Modern research now very strongly links subtypes of HPV with cervical cancer , even more so than in the dated references Judy provides. While it is highly likely there are other factors associated with the development of cervical cancer , especially given that cancer involves a set of stages of development , I note the following:
*) Since HPV appears to be the necessary condition , immunisation of even some of the strains involved presents a clear line of attack to reduce the risk of developing cervical cancer.
*) It is unlikely that sexual behaviours as such are co-factors, as Judy suggests, rather these are just correlations by virtue of the fact that sexual practices carry different chances of transmitting HPV, the underlying causal factor.

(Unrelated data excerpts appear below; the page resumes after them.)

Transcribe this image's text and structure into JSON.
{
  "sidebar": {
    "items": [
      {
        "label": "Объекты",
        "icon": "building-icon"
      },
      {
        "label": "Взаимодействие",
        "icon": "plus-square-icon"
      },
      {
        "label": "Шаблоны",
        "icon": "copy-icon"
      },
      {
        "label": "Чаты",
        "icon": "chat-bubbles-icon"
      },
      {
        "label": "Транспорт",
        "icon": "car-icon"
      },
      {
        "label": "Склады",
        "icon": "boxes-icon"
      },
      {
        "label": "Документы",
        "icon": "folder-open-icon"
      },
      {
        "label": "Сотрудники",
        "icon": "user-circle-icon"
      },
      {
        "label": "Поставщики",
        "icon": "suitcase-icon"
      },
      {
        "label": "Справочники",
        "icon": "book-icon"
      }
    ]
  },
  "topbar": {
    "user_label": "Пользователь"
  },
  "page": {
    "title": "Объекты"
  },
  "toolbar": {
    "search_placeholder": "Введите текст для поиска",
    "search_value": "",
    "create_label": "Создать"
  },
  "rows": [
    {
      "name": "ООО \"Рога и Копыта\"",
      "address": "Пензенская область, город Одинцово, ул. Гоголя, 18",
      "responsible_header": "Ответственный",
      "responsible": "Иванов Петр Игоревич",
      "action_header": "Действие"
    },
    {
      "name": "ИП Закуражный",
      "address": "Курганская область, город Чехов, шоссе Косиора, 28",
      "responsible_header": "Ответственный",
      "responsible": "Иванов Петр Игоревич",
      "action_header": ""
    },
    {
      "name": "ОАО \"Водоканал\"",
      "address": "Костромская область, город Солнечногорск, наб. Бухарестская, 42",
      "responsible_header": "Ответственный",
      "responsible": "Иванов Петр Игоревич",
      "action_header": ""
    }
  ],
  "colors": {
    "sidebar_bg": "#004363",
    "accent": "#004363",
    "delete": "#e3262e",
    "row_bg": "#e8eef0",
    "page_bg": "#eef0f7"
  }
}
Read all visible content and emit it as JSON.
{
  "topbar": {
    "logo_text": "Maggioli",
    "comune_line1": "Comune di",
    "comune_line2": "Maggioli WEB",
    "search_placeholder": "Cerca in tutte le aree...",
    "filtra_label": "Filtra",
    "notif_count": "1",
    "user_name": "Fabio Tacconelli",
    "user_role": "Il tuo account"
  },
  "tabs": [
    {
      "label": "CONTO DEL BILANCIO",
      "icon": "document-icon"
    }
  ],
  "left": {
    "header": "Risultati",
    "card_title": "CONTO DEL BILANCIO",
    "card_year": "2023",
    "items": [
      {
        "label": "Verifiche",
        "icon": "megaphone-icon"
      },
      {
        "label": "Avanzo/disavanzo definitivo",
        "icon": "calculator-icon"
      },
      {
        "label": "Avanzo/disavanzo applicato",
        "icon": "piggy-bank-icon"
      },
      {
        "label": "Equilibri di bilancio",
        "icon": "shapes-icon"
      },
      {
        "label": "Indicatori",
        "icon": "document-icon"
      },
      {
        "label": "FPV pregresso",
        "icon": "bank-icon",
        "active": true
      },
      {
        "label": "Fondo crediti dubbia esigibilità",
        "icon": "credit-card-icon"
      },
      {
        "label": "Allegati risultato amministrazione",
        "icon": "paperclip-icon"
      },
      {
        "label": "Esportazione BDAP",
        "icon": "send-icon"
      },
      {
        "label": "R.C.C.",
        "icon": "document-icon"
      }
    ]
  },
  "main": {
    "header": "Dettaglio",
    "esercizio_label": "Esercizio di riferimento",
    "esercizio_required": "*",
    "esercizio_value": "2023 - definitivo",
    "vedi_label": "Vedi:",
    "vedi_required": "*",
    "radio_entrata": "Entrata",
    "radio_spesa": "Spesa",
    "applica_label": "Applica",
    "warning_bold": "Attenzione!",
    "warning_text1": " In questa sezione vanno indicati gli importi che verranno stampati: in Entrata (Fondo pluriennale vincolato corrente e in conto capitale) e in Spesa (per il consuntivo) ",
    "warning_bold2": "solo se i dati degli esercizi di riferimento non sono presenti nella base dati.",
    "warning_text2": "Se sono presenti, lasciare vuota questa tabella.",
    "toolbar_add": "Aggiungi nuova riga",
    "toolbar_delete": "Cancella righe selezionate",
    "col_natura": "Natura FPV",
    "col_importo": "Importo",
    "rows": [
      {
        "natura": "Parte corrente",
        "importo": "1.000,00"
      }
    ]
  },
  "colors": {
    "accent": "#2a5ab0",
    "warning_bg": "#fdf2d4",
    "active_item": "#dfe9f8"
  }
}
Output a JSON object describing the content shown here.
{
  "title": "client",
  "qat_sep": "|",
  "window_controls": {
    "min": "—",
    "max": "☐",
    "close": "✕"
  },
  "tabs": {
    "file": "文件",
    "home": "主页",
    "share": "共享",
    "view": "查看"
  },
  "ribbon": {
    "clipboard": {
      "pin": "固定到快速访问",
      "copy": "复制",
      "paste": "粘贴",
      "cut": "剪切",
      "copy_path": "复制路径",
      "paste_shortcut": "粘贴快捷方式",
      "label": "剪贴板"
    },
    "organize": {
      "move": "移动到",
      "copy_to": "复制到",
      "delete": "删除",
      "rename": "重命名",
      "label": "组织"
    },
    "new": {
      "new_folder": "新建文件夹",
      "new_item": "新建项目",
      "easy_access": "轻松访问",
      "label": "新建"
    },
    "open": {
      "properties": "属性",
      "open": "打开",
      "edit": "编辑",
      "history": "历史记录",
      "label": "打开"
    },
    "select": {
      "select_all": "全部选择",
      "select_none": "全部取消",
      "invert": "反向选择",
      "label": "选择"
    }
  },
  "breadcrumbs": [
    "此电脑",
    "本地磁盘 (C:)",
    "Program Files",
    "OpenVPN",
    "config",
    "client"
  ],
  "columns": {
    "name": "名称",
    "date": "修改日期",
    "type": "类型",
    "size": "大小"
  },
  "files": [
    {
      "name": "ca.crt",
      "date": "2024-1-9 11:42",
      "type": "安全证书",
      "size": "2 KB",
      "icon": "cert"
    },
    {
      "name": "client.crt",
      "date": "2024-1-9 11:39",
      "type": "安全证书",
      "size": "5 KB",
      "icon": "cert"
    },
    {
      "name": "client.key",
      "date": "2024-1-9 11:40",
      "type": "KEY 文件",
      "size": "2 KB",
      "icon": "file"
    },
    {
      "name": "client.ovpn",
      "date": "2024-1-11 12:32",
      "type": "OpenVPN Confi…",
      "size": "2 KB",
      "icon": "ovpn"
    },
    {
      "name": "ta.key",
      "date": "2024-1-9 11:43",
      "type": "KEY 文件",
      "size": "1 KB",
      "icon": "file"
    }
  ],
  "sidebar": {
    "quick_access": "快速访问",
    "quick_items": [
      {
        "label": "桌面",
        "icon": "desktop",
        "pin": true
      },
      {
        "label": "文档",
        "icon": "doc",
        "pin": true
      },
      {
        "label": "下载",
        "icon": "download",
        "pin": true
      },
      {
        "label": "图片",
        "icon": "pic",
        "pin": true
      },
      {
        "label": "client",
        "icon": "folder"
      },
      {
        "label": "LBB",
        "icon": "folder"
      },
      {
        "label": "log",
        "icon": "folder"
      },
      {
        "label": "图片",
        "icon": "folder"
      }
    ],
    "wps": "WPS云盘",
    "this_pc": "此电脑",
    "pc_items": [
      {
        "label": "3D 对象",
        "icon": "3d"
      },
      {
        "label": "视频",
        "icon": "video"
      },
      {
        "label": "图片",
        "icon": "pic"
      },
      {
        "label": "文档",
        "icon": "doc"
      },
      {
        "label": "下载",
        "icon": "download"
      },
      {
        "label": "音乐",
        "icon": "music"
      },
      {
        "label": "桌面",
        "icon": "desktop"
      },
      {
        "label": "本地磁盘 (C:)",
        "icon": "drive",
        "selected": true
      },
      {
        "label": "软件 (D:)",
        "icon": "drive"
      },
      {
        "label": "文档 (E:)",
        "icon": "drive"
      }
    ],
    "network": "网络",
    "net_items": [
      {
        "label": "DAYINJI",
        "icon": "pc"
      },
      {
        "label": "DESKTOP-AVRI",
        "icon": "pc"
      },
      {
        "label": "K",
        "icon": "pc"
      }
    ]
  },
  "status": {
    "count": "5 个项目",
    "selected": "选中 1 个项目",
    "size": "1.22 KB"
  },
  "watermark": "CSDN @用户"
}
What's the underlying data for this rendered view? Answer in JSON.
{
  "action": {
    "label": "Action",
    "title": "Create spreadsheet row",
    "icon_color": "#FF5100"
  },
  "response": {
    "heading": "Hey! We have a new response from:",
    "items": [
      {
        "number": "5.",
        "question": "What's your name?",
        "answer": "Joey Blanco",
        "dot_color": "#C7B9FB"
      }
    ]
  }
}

*) Although there may be a low risk of HPV progressing to cancer, and not all of those who get cervical cancer will die, when one compares this with the risks from vaccines, the balance is clearly in favour of using vaccines to prevent what is, for those who do get cervical cancer, a nasty disease.
1. Hanahan & Weinberg, Hallmarks of cancer: the next generation, Cell 2011.
2. Walboomers et al., Human papillomavirus is a necessary cause of invasive cervical cancer worldwide, The Journal of Pathology 1999.
3. Hildesheim et al., HPV co-factors related to the development of cervical cancer: results from a population-based study in Costa Rica, British Journal of Cancer 2001.